Pictures speak a language of their own. They offer a discourse that is unlike the physical experience of architecture. They transform volume into surface; distil matter into forms and signs. Photography shapes architecture, enlarging and reducing it, heightening and shortening it, accentuating it, yet rarely leaving it to its own devices. That is probably why so many architects try to get involved in determining the image of their buildings. The classic architectural photographer is their instrument, following their instructions, photographing the building at the zero hour as soon as it has been completed, cleaned and prepared – before any signs of use emerge, and before the building is occupied and transformed through use. That zero hour is the crucial moment of classic architectural photography. That zero hour is a building’s own. Within this brief space of time, architecture shows its ideal side, just as the architect intended the building or ensemble of buildings to look. Depending on the photographer, the building’s lucidity, transparency or spatial context is highlighted. Or it is presented as a new icon, to be featured in architectural journals. A moment of rapture, of detachment from reality, before the architecture actually becomes “used”, before it becomes a functional and functioning building, as in Roland Barthes’ famous example of trousers.

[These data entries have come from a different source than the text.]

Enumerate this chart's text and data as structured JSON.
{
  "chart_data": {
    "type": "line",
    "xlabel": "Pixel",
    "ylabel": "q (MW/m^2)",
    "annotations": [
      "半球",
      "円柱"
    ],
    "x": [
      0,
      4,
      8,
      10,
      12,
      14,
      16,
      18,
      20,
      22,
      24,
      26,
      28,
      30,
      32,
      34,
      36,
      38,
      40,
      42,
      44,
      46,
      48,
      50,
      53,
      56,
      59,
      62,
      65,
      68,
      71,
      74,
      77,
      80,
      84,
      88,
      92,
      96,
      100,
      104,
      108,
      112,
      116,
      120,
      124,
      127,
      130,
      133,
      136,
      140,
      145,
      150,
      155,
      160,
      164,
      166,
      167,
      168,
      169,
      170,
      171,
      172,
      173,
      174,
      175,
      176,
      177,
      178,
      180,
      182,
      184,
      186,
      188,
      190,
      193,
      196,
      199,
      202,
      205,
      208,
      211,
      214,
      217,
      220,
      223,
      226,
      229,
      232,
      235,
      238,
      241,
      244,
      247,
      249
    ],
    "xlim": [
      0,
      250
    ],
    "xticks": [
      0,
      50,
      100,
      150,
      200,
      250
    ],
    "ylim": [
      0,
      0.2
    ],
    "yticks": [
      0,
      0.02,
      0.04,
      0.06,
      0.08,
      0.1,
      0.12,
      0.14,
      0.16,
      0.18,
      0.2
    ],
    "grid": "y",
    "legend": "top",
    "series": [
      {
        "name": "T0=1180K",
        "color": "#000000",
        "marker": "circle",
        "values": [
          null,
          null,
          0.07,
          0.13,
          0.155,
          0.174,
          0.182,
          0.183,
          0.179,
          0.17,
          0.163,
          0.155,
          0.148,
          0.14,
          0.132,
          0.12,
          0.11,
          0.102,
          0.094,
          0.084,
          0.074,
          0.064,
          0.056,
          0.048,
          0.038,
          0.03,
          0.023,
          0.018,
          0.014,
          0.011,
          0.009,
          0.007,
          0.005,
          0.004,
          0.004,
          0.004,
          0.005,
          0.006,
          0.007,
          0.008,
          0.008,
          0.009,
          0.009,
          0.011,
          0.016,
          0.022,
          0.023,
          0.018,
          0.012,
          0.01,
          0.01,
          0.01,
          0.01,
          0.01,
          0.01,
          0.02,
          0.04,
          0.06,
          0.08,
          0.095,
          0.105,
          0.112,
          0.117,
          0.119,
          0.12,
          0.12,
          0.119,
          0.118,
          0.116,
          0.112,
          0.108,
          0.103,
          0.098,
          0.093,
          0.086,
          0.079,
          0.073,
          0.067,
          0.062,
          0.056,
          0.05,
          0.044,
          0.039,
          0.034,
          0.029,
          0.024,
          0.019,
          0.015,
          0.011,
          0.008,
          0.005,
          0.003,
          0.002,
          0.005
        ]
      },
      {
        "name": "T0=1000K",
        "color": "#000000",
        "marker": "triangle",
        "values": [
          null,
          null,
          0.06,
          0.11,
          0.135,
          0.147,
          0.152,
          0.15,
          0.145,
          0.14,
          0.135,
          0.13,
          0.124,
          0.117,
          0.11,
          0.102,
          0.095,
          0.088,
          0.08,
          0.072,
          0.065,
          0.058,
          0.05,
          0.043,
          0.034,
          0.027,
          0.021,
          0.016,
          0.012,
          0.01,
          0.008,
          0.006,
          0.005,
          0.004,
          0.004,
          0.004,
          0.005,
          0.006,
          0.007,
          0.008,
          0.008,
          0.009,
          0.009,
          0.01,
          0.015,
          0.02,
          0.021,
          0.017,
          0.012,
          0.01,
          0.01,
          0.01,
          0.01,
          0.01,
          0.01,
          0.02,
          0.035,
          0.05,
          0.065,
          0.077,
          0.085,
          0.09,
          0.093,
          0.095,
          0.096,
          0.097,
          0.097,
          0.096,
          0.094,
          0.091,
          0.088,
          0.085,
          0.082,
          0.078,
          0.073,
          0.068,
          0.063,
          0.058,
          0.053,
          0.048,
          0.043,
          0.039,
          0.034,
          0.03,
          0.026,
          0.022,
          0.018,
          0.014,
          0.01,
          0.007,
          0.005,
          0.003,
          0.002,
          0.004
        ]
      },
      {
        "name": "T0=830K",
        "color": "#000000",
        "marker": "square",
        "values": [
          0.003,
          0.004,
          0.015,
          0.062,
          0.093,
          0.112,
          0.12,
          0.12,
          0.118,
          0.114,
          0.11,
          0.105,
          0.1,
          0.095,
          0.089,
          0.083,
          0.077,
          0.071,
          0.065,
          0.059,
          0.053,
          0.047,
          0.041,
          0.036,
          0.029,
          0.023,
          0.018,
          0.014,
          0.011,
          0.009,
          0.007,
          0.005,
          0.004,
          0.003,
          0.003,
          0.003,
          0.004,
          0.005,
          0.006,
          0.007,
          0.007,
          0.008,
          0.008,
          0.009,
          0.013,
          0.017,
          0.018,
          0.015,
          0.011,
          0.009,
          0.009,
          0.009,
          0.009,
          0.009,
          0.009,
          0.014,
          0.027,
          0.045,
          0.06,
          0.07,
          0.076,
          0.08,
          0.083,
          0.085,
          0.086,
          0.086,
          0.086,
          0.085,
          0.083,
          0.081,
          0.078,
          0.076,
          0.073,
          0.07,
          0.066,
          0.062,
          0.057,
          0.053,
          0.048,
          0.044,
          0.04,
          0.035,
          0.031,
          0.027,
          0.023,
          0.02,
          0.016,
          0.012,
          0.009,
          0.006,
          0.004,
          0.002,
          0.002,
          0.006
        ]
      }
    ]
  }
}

Buildings have a number of functions, primary and secondary. Some exist only in photographic form. Images may convey a building’s status or prestige, transforming architecture into brands, lending buildings a permanence far beyond their original intent, and even beyond their deliberate or accidental destruction, thereby retaining buildings and entire cities in the collective memory as a part of history once they no longer exist. This exhibition and book seek to approach the singular and complex relationship between architecture and photography in light-hearted, narrative and dialectical ways. We explore issues of history and ideology, as well as the specifics of form and material, in the photographic image. The visual appeal of destroyed or decayed buildings is also addressed, as are their lasting demonstrations of power and exclusivity, fragility and beauty. To what extent does photography influence not only the way architecture is perceived, but also the way it is designed? How does an image bring architecture to life, and at what point does it become uncanny [unheimlich]? How do settlements develop into cities? Or, in sociological terms: how do work and life interconnect differently in, say, Zürich and Winterthur, as opposed to, say, Calcutta or Chandigarh? And how do skyscrapers and living spaces translate into the flat, two-dimensional world of photography?

Architecture has always been an important platform for the frequently heated discussion of ideas and views, zeitgeist and weltanschauung, everyday life and aesthetics. Architecture is the bold materialisation of private and public visions, both functional and avant-garde art alike. It is, as Slavoj Žižek puts it, ideology in stone. Photography and architecture both play an undisputed role in our everyday lives. They confront us on a daily basis, often without our even noticing, and they influence how we think, act and live in subliminal and lasting ways. Concrete – Photography and Architecture provides visual answers to the question of what it is that makes up the intimate yet complex relationship between architecture and photography, architect and photographer.